Todd is the son of Charles Hawkes Todd, a professor of surgery, and Eliza Bentley, and is the oldest of fifteen children. Noted physician Robert Bentley Todd is among his younger brothers. His father dies a year after he receives a B.A. from Trinity College, Dublin in 1825, diminishing his prospects for success. However, he is able to remain at the college by tutoring and editing a church periodical.

Todd obtains a premium in 1829, and two years later is elected Fellow, taking deacon’s orders in the same year. From that time until 1850, when he becomes a Senior Fellow, he is among the most popular tutors in Trinity College.

Todd takes priest’s orders in 1832. He begins publishing in earnest, including papers on John Wycliffe, church history, and the religious questions of his day. He is Donnellan Lecturer in 1838 and 1839, publishing works related to the Antichrist in which he opposes the views of the more extreme of his co-religionists who apply this term to the Roman Catholicism and the Pope. In 1840 he graduates Doctor of Divinity.

In 1837 Todd is installed Treasurer at St. Patrick’s Cathedral in Dublin, and becomes Precentor in 1864. His style of preaching is described as simple and lucid, and his sermons interesting. He co-founds Saint Columba’s College in 1843, a school which promotes the Irish language for those who intend to take orders, as well as promoting the principles of the Church of Ireland.

In 1849 Todd is made Regius Professor of Hebrew at Trinity, and a Senior Fellow the following year. In 1852 he is appointed Librarian, and working alongside John O’Donovan and Eugene O’Curry, he classifies and arranges the collection of manuscripts. When his office receives money, he spends it on the acquisition of manuscripts and rare books, and he deserves much credit for the library’s high ranking as one of the chief libraries of Europe.
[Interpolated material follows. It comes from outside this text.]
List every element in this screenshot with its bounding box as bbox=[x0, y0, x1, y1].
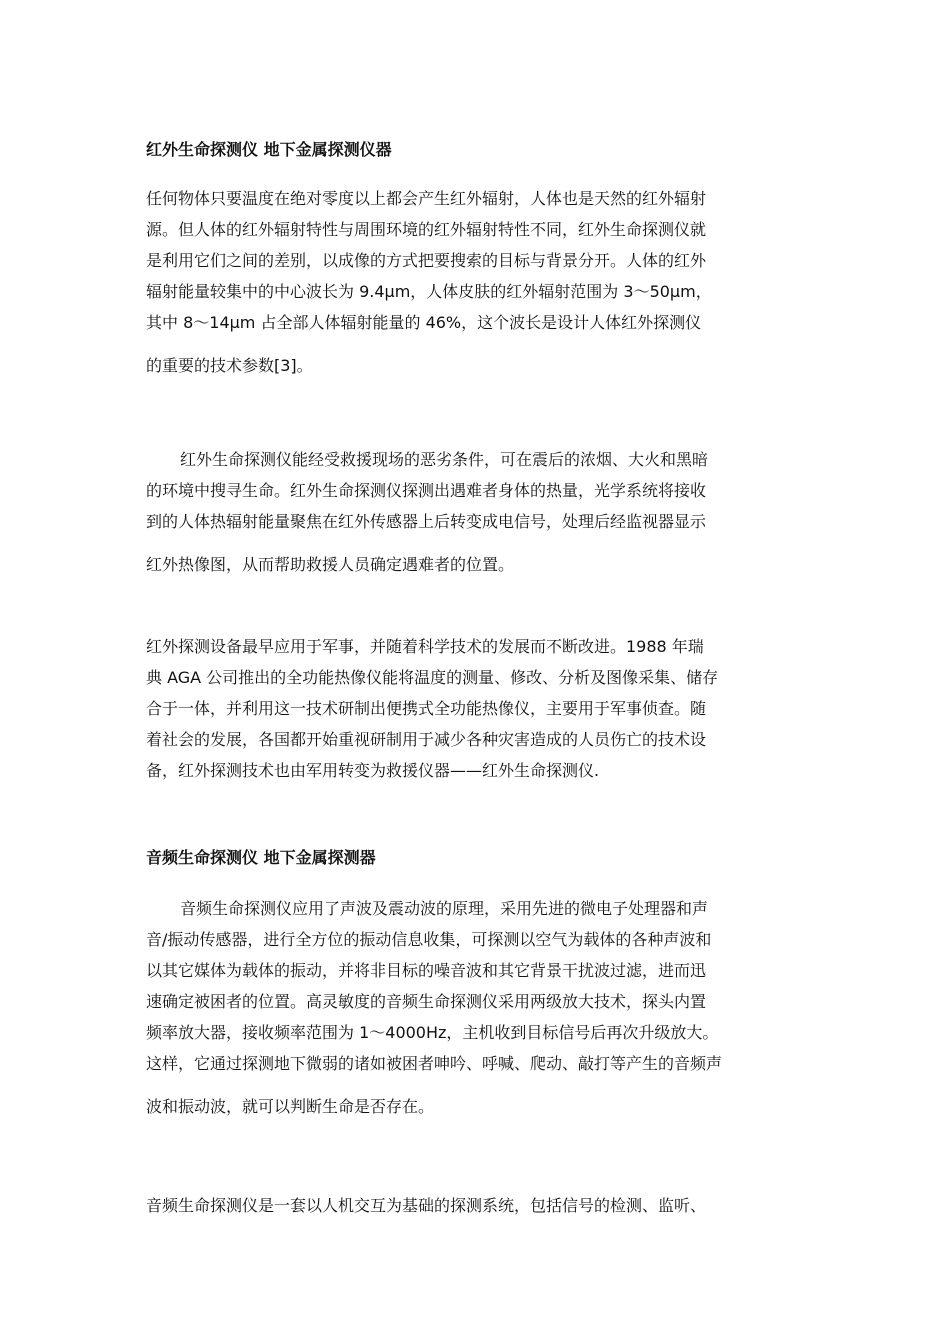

Todd’s secular achievements are no less remarkable. In 1840 he co-founds the Irish Archaeological Society and acts as its honorary secretary. He is elected a member of the Royal Irish Academy, and strives actively to acquire transcripts and accurate accounts of Irish manuscripts from foreign libraries. He is honorary secretary from 1847 to 1855, and president from 1856 to 1861. In 1860 he is given an ad eundem degree at the University of Oxford.

Todd is a notable person among notable people. His work is widely respected and cited. Among his friends and acquaintances are lawyer and poet Sir Samuel Ferguson, Conservative Member of Parliament (MP) and Roman Catholic convert Edwin Wyndham-Quin, fellow historian William Reeves, artist Sir George Petrie, and the Stokes family (physician father William, future lawyer and Celticist son Whitley, and future antiquarian daughter Margaret).

James Henthorn Todd dies at his house in Rathfarnham on June 28, 1869 and is buried in the churchyard of St. Patrick’s Cathedral.